Stuart and Andrew had known one another since starting school during the war. Mothers had to go to work, so children were enrolled in nursery class at the age of three. Nine years they had been best friends, but Andrew could not betray his parents to anyone. It was a big parcel to carry alone, yet he knew he had to bear the whole burden.
He arrived home. Later, when he thought about that evening, he could not recall the journey back to Crompton Way. Mother was seated by the fire in the living room. Her hair was pretty and fluffy and she was wearing her second-best dress. It was cornflower blue and it matched her eyes. ‘Hello, love,’ she said. ‘I’m trying to get to grips with War and Peace, but I think it’s beyond me.’ She put down the book. ‘Are you all right?’
‘Yes, thank you.’
‘Are you sure? You look as if you’ve seen a ghost. Have you been to visit Stuart?’

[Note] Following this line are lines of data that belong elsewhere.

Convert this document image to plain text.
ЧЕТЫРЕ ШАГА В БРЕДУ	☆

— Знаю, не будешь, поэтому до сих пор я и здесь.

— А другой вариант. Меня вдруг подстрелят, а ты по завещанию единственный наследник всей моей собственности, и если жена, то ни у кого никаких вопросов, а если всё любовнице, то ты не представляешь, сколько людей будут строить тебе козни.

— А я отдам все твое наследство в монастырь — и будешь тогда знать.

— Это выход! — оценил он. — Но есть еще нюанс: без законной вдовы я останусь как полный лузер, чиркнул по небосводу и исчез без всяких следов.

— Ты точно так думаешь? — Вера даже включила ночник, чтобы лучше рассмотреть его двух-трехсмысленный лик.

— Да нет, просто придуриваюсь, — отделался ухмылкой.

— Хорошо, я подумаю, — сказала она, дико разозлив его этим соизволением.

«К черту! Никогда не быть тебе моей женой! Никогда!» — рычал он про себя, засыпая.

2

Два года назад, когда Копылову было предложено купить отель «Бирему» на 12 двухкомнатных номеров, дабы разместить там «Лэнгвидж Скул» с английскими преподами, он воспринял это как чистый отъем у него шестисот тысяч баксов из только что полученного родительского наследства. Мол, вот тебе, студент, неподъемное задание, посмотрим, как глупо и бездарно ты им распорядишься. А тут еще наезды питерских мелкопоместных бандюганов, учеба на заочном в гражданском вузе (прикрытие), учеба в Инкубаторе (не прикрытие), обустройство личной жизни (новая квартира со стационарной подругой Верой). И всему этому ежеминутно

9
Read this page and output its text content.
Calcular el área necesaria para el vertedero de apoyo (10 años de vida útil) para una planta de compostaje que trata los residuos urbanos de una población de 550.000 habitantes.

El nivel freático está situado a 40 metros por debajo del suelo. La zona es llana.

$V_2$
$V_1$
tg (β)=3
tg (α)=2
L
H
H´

‘Yes.’ For the first time ever, he found himself tuning in to his mother’s voice. She wasn’t like Dad. She spoke differently, as if she’d been educated, whereas Andrew’s father used old Lancashire phrasing and flattened vowels. ‘Did you want to be a musician?’ he asked her. ‘Did you never think of taking it up professionally?’
‘Sometimes,’ she replied thoughtfully. ‘Or a nurse. I rather liked the idea of being useful. But . . .’ She sighed and gazed round the room. ‘Here I am with my lovely son, so I’m quite happy, thank you.’

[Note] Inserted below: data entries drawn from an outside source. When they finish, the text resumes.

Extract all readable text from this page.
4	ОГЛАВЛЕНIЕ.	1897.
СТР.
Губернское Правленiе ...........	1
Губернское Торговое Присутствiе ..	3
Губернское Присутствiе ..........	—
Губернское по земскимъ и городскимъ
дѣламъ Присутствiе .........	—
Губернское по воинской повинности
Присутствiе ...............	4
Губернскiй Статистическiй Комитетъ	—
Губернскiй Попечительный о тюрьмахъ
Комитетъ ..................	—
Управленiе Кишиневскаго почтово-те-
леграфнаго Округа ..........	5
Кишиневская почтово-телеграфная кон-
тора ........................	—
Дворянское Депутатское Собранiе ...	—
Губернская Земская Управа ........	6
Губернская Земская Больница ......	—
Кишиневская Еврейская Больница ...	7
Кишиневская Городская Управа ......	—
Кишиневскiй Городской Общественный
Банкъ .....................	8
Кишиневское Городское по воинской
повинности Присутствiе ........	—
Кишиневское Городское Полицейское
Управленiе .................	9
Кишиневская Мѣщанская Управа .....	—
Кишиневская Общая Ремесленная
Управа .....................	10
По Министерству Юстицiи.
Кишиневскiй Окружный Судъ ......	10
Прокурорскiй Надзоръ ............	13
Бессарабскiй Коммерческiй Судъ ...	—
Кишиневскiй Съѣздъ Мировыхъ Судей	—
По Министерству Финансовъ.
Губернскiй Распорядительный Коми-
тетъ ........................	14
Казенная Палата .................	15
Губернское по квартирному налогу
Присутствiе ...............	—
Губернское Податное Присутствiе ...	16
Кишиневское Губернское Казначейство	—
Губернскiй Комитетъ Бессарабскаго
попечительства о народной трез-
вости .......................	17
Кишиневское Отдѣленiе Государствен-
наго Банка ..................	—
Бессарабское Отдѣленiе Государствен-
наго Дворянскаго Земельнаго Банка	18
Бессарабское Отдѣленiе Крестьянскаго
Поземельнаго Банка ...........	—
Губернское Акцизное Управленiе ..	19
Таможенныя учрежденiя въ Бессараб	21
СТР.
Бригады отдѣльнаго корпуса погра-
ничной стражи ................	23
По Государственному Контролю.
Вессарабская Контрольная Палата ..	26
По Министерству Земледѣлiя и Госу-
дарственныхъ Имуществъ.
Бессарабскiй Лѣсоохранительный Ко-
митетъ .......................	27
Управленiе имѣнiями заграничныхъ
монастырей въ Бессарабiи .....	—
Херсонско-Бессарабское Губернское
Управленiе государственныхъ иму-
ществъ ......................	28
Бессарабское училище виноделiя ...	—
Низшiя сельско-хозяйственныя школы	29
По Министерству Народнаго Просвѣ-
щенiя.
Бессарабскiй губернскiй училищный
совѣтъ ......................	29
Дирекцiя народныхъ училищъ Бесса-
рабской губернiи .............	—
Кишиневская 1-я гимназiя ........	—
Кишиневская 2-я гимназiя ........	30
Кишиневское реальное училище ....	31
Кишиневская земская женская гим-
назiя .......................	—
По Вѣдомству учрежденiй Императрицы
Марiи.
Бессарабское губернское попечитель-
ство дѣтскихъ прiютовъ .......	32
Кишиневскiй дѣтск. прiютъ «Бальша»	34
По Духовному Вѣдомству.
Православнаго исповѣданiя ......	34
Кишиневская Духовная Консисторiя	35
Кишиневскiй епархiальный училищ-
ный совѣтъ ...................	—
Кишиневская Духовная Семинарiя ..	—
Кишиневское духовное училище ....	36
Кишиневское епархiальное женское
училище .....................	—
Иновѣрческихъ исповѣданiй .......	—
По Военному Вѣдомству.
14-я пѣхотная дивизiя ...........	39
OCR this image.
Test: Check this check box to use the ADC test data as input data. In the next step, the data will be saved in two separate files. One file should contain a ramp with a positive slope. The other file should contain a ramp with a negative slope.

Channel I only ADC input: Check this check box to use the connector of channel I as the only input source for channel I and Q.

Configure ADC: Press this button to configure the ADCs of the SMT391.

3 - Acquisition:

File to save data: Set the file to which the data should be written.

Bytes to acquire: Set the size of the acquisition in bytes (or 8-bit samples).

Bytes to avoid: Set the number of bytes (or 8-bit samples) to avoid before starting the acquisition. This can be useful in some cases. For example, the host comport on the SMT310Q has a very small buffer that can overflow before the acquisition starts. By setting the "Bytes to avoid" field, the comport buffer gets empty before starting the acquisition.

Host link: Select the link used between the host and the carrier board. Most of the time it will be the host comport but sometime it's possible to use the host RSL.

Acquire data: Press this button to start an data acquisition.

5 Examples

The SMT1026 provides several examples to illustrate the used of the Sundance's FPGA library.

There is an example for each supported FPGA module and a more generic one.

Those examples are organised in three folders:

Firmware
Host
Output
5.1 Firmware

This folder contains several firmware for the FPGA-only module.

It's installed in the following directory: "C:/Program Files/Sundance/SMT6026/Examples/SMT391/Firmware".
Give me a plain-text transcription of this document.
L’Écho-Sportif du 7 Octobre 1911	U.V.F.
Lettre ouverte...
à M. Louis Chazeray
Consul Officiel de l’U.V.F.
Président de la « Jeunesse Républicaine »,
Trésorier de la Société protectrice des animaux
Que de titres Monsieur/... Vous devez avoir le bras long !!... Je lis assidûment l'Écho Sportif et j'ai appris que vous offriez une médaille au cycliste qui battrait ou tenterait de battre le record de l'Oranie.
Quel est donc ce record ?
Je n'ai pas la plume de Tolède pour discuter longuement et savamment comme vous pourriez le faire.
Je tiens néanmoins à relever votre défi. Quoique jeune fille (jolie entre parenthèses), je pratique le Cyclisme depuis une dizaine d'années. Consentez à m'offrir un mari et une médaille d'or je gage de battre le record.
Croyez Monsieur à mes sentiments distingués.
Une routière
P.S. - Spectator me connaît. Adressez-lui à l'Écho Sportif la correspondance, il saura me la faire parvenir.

He wasn’t convinced. ‘Is one child enough?’
‘Oh yes. I couldn’t have any more, you see. I’m sure your father would have liked a houseful of sons, each born with a saw in his hand, but it wasn’t to be. Yet we’re happy enough.’
She had no idea, then. Or had she? She was clever enough to hide her feelings, controlled enough not to admit that her husband was with someone else. And if she did decide to open up, her confidences would not be awarded to a twelve-year-old boy, even if that boy was wise beyond his years. Oh, how he wished he’d never seen Dad earlier. A
bubble was inflating in his chest, a new sensation that filled him till he ran to the bathroom and vomited. Hating his father wasn’t easy; hiding that hatred was going to be more than difficult. And he couldn’t carry on throwing up his venom, or he would finish up . . . what was the word? Dehydrated, that was it.
‘What’s wrong, Andrew?’
He turned and looked into his mother’s lovely eyes. So gentle, they were, a lighter blue and not as piercing as his and Dad’s. She was unhappy. She knew. But Andrew had to pretend that he was not in on the secret, as she must not suffer more hurt.

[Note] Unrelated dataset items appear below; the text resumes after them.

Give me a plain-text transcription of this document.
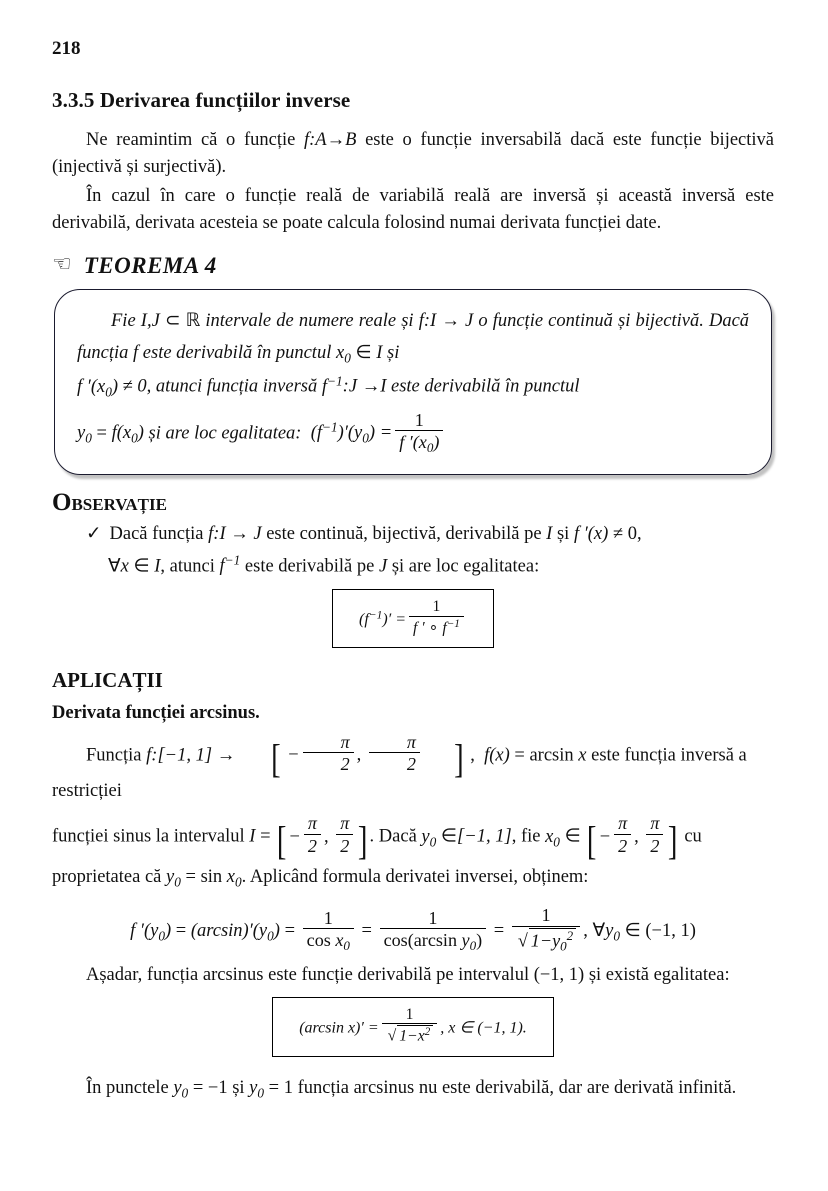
218
3.3.5 Derivarea funcțiilor inverse

Ne reamintim că o funcție f:A→B este o funcție inversabilă dacă este funcție bijectivă (injectivă și surjectivă).

În cazul în care o funcție reală de variabilă reală are inversă și această inversă este derivabilă, derivata acesteia se poate calcula folosind numai derivata funcției date.

☜ TEOREMA 4
Fie I,J ⊂ ℝ intervale de numere reale și f:I → J o funcție continuă și bijectivă. Dacă funcția f este derivabilă în punctul $x_0$ ∈ I și
f $'(x_0) \ne 0$, atunci funcția inversă $f^{-1}:J \to I$ este derivabilă în punctul
$y_0 = f(x_0)$ și are loc egalitatea: $(f^{-1})'(y_0) = \frac{1}{f '(x_0)}$
OBSERVAȚIE
✓ Dacă funcția f:I → J este continuă, bijectivă, derivabilă pe I și f ′(x) ≠ 0,
∀x ∈ I, atunci $f^{-1}$ este derivabilă pe J și are loc egalitatea:
$(f^{-1})' = \frac{1}{f ' \circ f^{-1}}$
APLICAȚII
Derivata funcției arcsinus.
Funcția f:[−1, 1] → [ − $\frac{\pi}{2}$ , $\frac{\pi}{2}$ ] ,  f(x) = arcsin x este funcția inversă a restricției
funcției sinus la intervalul I = [ − $\frac{\pi}{2}$ , $\frac{\pi}{2}$ ] . Dacă $y_0$ ∈[−1, 1], fie $x_0$ ∈ [ − $\frac{\pi}{2}$ , $\frac{\pi}{2}$ ] cu
proprietatea că $y_0 = \sin x_0$. Aplicând formula derivatei inversei, obținem:
f $'(y_0) = (\arcsin)'(y_0) = \frac{1}{\cos x_0} = \frac{1}{\cos(\arcsin y_0)} = \frac{1}{√ 1-y_0^2}$ , $\forall y_0$ ∈ (−1, 1)

Așadar, funcția arcsinus este funcție derivabilă pe intervalul (−1, 1) și există egalitatea:

(arcsin $x)' = \frac{1}{√ 1-x^2}$ , x ∈ (−1, 1).
În punctele $y_0 = -1$ și $y_0 = 1$ funcția arcsinus nu este derivabilă, dar are derivată infinită.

‘You’ve been sick,’ she said, ‘and you’re not one for bilious attacks, are you?’
‘Too many sweets pinched from Mr and Mrs Abbot’s shop.’ Lying was not too difficult after all. From this day, he must live a lie. At the workshop, he needed to continue to be happy and helpful; at home, he must assist his mother, play the piano, eat his meals, smile at the traitor who was his father. How could the man betray this beautiful, fragile woman? She was a natural gentlewoman who was living the wrong life. What an excellent teacher of music she might have made.
Emily’s heart sank. Something was troubling her beloved Andrew, and he was her reason for living, her joy, her comfort. ‘Your father’s gone to the Starkie,’ she said, apropos of nothing at all. ‘It’s Saturday. You could set all clocks and watches by that man. I always know exactly where he is.’
‘Yes. He lives a very careful life, Mother.’
In a few beats of time, their hearts collided in the space between them. He longed for reassurance, wanted to run to her and share a comforting hug, but he couldn’t. How might so much be said in silence? Never before had it occurred to Andrew that his mother had probably married beneath her. Apart from the aunt who had owned the piano, Mother had no relations. Or had she? Had this wonderful, adorable woman been cast out for marrying a man from a different level of society? Had she relinquished all her chances just to be with a husband who would let her down?